The video demonstrates how the projections have evolved over time as new daily data have become available. This can give a better sense of where we are headed, given that the model cannot account for changes in context (e.g., policy changes, changes in testing rates, etc.)
My interpretation
In my view, there is a clear and substantial change in trajectory in the model projections in the past few days. This is excellent news. This is plausibly due to the effect from the combination of the mandatory face coverings and stage 4 restrictions policies. The daily evolution of the model now as it incorporates the new data means that it is likely that the model performance is currently poor – it is very likely that the model projections into the future are substantial overestimates. My experience with doing the same analyses in March-April is that the model should improve again with more data, but the precision will be low (i.e., wide prediction intervals).
New daily numbers haven’t climbed in the past fortnight in NSW, but also haven’t whittled away either. With the widespread testing and contact tracing, and improving physical distancing adherence and use of masks, I am hopeful that we won’t see a major outbreak in Sydney.
More information about the “peak” in new cases
What does it mean to have reached the peak in new cases? IF our suppression of transmission doesn’t become more effective after the peak, it roughly occurs at 40% of the total cumulative cases in an outbreak. Our intuition might be it is the “halfway point”, but this is not the case. That means that at the time we hit the peak, we can expect up to another one-and-a-half times the number of cases so far in the outbreak, before it ends. The insight is that we must resist the psychological temptation to relax transmission control mechanisms simply because we “crossed the peak”. Indeed, crossing the peak is an opportunity to increase the intensity in transmission control as the system has now developed increased capacity. Doing so may accelerate the drop in new cases. I have some confidence that we have the political and social will to do this in Australia.

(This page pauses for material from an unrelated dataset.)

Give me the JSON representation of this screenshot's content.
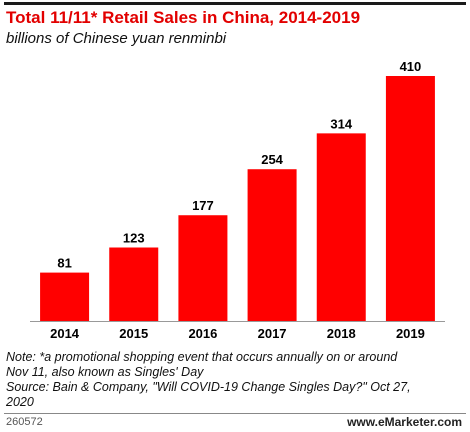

More information about “moving averages”
Several people have requested adding “moving averages” on the charts. This is not something that I will include in the main chart and video, so I wanted to provide an explanation. Moving averages are a type of “smoothing” algorithm. This is potentially useful as the daily fluctuations in the case numbers are less interesting, than the underlying pattern of growth. Daily fluctuations relate to system effects such as batching in testing and reporting, while the underlying trend relate to the transmission dynamics of COVID-19 in the community.
So, this sounds pretty useful?! The problem is that moving averages are a rather crude method of smoothing. It doesn’t matter whether we use simple moving averages or exponential moving averages (which give greater weight to more recent data). Other more sophisticated (and in my opinion, rather better) smoothing algorithms can/should be used such as cubic splines, LOESS, or a general additive model. Examples of these are in the below comparative chart.

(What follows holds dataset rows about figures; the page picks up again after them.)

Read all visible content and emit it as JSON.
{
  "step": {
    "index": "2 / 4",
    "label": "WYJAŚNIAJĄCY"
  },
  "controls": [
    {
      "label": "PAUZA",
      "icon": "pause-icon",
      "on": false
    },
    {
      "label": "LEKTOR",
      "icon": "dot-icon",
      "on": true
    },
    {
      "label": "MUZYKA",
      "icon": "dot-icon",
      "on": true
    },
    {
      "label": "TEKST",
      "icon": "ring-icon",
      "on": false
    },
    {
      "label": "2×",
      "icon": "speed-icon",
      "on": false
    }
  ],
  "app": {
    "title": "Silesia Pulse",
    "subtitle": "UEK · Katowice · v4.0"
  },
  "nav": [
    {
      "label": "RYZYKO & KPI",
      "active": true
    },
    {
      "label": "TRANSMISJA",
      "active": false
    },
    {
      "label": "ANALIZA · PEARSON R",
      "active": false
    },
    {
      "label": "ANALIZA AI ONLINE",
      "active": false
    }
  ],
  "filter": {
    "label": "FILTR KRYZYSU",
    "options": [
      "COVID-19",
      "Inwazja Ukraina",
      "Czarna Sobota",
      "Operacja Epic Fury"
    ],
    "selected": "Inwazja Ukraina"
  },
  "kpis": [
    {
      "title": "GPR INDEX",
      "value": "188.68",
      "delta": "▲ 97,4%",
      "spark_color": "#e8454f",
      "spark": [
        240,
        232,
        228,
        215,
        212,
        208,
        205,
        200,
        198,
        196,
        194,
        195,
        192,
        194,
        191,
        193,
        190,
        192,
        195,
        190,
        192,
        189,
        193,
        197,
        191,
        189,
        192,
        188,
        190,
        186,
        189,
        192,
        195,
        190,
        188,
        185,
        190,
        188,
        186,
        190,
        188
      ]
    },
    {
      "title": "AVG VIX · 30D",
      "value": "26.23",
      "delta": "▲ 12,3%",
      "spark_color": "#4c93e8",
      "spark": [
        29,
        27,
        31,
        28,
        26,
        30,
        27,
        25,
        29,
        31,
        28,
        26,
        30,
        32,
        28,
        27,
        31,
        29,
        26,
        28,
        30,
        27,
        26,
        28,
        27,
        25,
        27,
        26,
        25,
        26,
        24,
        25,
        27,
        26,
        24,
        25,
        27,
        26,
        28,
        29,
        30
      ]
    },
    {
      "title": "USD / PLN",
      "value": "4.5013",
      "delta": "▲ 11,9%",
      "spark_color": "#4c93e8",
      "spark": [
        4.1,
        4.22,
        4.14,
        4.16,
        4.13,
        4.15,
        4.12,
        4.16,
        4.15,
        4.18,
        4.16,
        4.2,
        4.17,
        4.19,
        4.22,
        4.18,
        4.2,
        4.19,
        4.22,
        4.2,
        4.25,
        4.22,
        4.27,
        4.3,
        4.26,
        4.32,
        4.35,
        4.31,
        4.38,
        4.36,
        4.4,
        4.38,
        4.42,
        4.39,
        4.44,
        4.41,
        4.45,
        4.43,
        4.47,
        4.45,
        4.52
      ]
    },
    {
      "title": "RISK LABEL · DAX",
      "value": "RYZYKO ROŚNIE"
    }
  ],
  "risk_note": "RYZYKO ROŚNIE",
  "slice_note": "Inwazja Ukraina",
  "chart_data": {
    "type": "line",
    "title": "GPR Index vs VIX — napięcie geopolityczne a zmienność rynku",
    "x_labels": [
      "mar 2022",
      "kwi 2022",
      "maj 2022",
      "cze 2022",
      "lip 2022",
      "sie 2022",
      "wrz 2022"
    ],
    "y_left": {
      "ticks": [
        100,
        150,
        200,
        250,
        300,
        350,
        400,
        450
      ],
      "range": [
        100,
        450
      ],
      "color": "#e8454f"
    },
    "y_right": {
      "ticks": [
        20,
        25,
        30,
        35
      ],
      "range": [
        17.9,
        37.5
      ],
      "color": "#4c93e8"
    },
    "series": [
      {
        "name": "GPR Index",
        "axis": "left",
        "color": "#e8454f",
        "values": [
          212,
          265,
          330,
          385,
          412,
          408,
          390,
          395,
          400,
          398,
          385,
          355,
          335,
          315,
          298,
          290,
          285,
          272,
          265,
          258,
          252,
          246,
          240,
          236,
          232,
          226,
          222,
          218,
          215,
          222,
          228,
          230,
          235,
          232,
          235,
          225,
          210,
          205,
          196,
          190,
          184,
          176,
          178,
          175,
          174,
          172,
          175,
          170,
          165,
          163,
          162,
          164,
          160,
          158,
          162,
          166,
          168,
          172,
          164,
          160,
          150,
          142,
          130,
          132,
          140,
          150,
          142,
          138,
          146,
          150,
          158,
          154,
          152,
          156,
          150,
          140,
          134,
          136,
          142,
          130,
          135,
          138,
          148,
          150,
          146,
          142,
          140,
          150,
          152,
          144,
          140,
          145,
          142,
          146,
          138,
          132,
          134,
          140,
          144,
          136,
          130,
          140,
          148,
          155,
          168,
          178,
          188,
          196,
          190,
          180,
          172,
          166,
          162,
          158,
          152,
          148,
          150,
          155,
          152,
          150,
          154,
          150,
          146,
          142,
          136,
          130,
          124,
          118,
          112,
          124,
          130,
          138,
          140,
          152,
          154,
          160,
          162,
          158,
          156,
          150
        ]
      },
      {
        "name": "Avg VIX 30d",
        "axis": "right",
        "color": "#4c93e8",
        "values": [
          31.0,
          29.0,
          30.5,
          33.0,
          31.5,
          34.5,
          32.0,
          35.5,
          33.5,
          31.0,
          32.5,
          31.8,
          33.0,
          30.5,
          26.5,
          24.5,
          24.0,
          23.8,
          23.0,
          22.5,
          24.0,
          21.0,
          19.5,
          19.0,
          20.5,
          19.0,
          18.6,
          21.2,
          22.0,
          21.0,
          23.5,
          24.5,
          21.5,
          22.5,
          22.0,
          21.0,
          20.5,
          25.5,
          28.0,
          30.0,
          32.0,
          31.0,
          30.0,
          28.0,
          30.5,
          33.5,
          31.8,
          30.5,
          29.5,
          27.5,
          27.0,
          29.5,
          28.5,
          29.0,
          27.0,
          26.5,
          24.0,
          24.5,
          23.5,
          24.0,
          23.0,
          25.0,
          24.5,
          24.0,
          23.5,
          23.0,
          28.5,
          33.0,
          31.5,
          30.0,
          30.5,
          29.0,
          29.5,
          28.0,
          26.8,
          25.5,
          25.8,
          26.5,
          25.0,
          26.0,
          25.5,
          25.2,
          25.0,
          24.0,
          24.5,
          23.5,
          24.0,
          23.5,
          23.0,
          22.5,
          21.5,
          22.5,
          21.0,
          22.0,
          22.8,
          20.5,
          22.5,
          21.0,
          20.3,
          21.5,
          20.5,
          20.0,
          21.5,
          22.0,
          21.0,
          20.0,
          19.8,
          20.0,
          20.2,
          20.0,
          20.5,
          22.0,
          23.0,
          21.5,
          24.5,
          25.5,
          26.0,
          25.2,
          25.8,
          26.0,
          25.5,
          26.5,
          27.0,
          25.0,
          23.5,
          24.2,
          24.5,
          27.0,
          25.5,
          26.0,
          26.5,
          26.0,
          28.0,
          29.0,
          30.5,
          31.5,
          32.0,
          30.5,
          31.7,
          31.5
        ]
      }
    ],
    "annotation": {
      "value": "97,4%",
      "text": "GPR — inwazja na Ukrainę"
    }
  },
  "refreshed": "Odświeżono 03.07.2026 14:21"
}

However, something to notice is that the model that has been used to create projections (the aforementioned Gompertz equation) does a really good job at providing a “smoothing” of the existing data points. It is a very close fit to the smoothed trend using the GAM. This is good as it implies that the model does a reasonable job at describing the known existing data – if it didn’t do this then we shouldn’t have any confidence that the model would provide reasonable future projections. Basically, there is no point in providing “moving averages” in addition to the actual data points other than cluttering the chart with less useful information.
Smoothing methods (SMA vs EMA vs GAM) of case numbers, compared to model projections with data up to 11 August 2020
Want to know more?
Primary data source is the Australian Government Department of Health COVID-19 website for daily new cases. Analysis done using RStudio Cloud using R version 4.0.2.